At this, they intervened, trying to calm their sons. The men suddenly grew sullen, and secured the family’s two revolvers. Their parents stared in disbelief as Edgar and Arthur stood shoulder to shoulder, soundlessly, in the middle of the room, pointing their revolvers at their parents. Neither responded to their parents’ pleadings. Neither spoke at all. Hours began to pass.
Eight Hours. Sanborn and his brother, Arthur, stared down their parents through the length of their revolvers. At dawn, the brothers weakened, allowing their parents to wrench away the revolvers. The respite was brief, however.
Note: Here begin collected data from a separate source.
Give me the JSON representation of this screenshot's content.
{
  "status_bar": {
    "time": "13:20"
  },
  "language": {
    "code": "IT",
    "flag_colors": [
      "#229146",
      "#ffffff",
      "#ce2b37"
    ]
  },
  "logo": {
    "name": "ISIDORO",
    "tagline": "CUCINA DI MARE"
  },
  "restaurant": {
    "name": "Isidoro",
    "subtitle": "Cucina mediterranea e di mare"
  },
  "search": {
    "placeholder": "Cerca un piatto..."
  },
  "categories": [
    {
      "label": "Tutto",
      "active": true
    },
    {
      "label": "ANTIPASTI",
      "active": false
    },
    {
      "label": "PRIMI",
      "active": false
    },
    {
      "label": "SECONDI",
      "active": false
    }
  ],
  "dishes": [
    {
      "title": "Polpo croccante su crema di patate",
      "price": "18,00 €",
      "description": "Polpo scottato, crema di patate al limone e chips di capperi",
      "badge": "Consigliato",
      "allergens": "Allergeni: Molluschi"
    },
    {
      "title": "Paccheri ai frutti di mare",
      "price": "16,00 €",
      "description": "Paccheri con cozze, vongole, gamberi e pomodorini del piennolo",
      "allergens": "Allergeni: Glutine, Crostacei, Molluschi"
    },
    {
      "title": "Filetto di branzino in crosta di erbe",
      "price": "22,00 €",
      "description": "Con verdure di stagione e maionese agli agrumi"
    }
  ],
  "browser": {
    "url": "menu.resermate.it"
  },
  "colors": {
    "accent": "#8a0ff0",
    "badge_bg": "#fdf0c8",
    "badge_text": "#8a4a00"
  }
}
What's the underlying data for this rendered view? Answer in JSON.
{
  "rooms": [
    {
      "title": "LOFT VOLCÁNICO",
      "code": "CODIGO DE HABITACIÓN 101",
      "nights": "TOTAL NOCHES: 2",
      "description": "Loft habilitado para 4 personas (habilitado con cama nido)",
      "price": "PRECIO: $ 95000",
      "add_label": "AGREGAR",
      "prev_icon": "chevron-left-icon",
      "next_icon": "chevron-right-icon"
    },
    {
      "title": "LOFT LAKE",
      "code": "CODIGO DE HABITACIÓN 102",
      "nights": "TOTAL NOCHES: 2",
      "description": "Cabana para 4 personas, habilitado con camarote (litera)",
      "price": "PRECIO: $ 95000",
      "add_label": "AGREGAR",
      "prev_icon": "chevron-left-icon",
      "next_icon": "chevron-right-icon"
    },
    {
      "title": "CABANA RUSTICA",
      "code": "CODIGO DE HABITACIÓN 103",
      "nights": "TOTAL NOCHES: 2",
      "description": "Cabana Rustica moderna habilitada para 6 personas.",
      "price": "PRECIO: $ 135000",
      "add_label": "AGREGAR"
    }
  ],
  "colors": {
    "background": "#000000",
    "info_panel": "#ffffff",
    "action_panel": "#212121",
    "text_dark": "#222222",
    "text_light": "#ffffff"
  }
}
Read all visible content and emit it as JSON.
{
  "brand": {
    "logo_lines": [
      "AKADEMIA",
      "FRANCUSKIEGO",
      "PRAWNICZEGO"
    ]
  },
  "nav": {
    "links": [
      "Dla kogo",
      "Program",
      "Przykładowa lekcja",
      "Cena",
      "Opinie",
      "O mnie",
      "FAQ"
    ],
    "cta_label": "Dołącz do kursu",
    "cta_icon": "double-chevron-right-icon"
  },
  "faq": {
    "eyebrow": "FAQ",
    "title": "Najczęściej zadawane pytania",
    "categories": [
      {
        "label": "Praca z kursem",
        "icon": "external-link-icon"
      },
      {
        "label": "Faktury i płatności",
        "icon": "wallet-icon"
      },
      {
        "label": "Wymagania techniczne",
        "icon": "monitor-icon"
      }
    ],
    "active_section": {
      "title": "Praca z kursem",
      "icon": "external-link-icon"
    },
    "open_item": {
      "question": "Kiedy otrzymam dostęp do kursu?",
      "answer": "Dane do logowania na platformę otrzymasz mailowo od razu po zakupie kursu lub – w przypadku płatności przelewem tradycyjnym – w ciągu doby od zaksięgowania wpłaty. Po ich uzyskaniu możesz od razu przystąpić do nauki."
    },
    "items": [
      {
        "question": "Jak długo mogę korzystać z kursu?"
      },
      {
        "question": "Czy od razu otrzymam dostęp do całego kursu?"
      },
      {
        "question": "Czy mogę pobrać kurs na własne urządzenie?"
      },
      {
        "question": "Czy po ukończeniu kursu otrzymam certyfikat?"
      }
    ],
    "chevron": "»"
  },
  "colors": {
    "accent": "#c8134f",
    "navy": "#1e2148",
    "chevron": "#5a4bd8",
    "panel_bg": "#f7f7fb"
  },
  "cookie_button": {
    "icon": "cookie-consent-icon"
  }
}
The next night, their sons again experienced a fit of insanity, violently descending into their home’s cellar. There, with crowbars, they began digging twin three-foot deep pits. Were they graves? Their parents fled and contacted town constables, who rammed through the house’s door the next morning. Constables Livingston and Conway eventually subdued the men, after four hours, but not before the Sanborn’s dog tore Conway’s clothing and one Sanborn nearly bit off Livingston’s finger.
Edgar Sanborn spent most of his life in insane asylums – Worcester first and Bridgewater later. Arthur too was committed to Worcester briefly, but never again fell afoul of the law. He lived at their East Billerica home with his widowed mother until her death in the 1930s. He died in Boston in 1945. And the treasure? No further mention of it was ever made, prompting one to wonder if it still lies in Sanborn’s woods, a sort of time capsule just waiting to be discovered.